Martin Roček
From String to Meaning
Applying Semantic AI to Find Textual Similarities Between Medieval Dreambooks in Bohemia
Fimmtudaginn 6. nóvember 2025 kl. 16.30 / Thursday, November 6, 2025, at 16.30
 Fyrirlestrasal Eddu (E-103) / Edda auditorium (E-103) 

This talk discusses the application of a custom-trained Artificial Intelligence model for the semantic analysis of medieval Latin texts, using a corpus of Somniale Danielis (Dreambook of Daniel) manuscripts as a case study. Traditional digital philological tools are often limited to lexical or string-level comparisons, failing to identify passages with similar meaning but different wording.
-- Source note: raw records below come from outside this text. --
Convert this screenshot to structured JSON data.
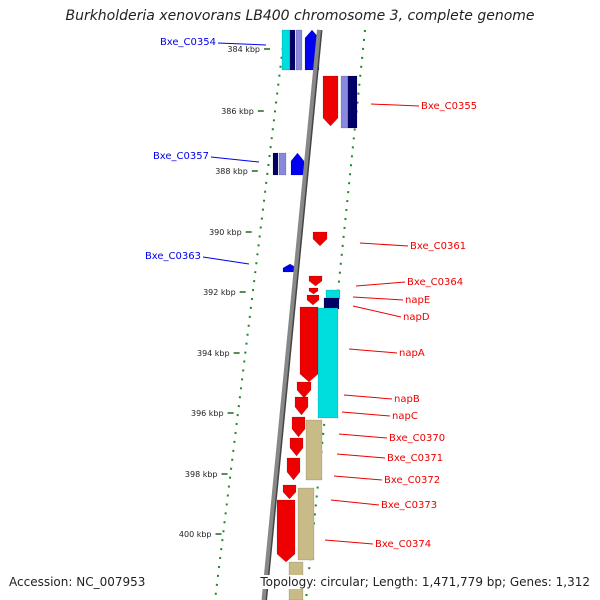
{
  "title": "Burkholderia xenovorans LB400 chromosome 3, complete genome",
  "accession_text": "Accession: NC_007953",
  "summary_text": "Topology: circular; Length: 1,471,779 bp; Genes: 1,312",
  "colors": {
    "forward": "#0000ee",
    "reverse": "#ee0000",
    "backbone": "#888888",
    "gc_dots": "#228822",
    "orf_cyan": "#00dddd",
    "orf_khaki": "#c8bb88",
    "orf_navy": "#000066",
    "orf_lavender": "#8888dd"
  },
  "ticks": [
    {
      "label": "384 kbp"
    },
    {
      "label": "386 kbp"
    },
    {
      "label": "388 kbp"
    },
    {
      "label": "390 kbp"
    },
    {
      "label": "392 kbp"
    },
    {
      "label": "394 kbp"
    },
    {
      "label": "396 kbp"
    },
    {
      "label": "398 kbp"
    },
    {
      "label": "400 kbp"
    }
  ],
  "forward_labels": [
    {
      "name": "Bxe_C0354"
    },
    {
      "name": "Bxe_C0357"
    },
    {
      "name": "Bxe_C0363"
    }
  ],
  "reverse_labels": [
    {
      "name": "Bxe_C0355"
    },
    {
      "name": "Bxe_C0361"
    },
    {
      "name": "Bxe_C0364"
    },
    {
      "name": "napE"
    },
    {
      "name": "napD"
    },
    {
      "name": "napA"
    },
    {
      "name": "napB"
    },
    {
      "name": "napC"
    },
    {
      "name": "Bxe_C0370"
    },
    {
      "name": "Bxe_C0371"
    },
    {
      "name": "Bxe_C0372"
    },
    {
      "name": "Bxe_C0373"
    },
    {
      "name": "Bxe_C0374"
    }
  ]
}
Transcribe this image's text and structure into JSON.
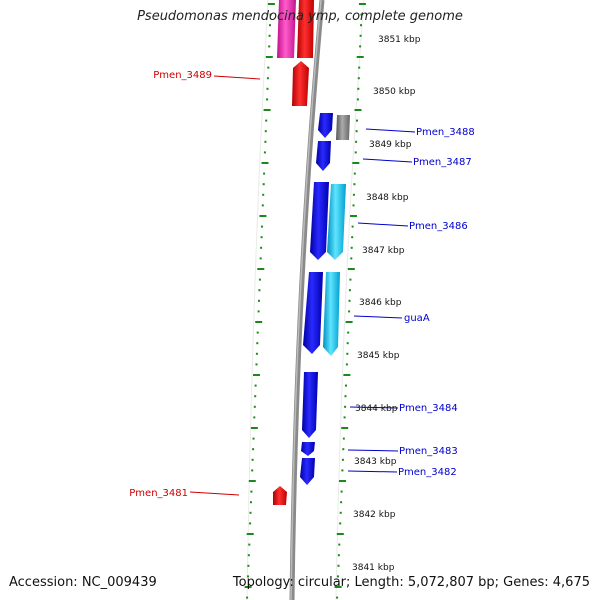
{
  "title": "Pseudomonas mendocina ymp, complete genome",
  "accession": "Accession: NC_009439",
  "summary": "Topology: circular; Length: 5,072,807 bp; Genes: 4,675",
  "colors": {
    "backbone": "#888888",
    "ticks": "#1a8a1a",
    "forward_label": "#cc0000",
    "reverse_label": "#0000cc",
    "gene_red": "#ee0000",
    "gene_magenta": "#ee1ea8",
    "gene_blue": "#0000ee",
    "gene_cyan": "#10c8f0",
    "gene_gray": "#777777"
  },
  "scale_labels": [
    "3851 kbp",
    "3850 kbp",
    "3849 kbp",
    "3848 kbp",
    "3847 kbp",
    "3846 kbp",
    "3845 kbp",
    "3844 kbp",
    "3843 kbp",
    "3842 kbp",
    "3841 kbp"
  ],
  "gene_labels": [
    {
      "text": "Pmen_3489",
      "color": "red"
    },
    {
      "text": "Pmen_3488",
      "color": "blue"
    },
    {
      "text": "Pmen_3487",
      "color": "blue"
    },
    {
      "text": "Pmen_3486",
      "color": "blue"
    },
    {
      "text": "guaA",
      "color": "blue"
    },
    {
      "text": "Pmen_3484",
      "color": "blue"
    },
    {
      "text": "Pmen_3483",
      "color": "blue"
    },
    {
      "text": "Pmen_3482",
      "color": "blue"
    },
    {
      "text": "Pmen_3481",
      "color": "red"
    }
  ]
}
To address this “semantic gap,” I developed “Scribtum,” a workspace powered by a custom Sem-BERT model fine-tuned on a Latin corpus. This model is designed to generate contextual sentence embeddings, allowing for a nuanced comparison of semantic similarity.
The methodology was tested by comparing several medieval manuscripts of the Somniale Danielis. The AI demonstrated high efficacy, correctly identifying 58 out of 59 identical dream interpretations across the manuscripts, a task that is significantly more time-consuming through traditional manual analysis.
However, the study also highlights the inherent limitations of such models, including biases derived from training data and the challenge of distinguishing subtle semantic nuances, which requires further validation. The conclusion is that while AI cannot replace the critical judgment of a researcher, it serves as a powerful and efficient assistant for the initial large-scale analysis of manuscript corpora, accelerating the identification of textual variants and potential filiations.
Martin Roček is a researcher affiliated with both the Institute for Medieval Research (IMAFO) at the Austrian Academy of Sciences and the Faculty of Arts at Charles University, where he received his PhD in 2025. His doctoral dissertation, “Unraveling the Contaminated Tradition: Medieval Dreambooks in Bohemical Manuscripts,” laid the groundwork for his current research. He now focuses on the field of Digital Humanities, specifically investigating how thoughtful design can make digital tools and applications more approachable and effective for academic use.
Fyrirlesturinn verður haldinn á ensku og er öllum opinn. / The talk will be delivered in English and is open to all.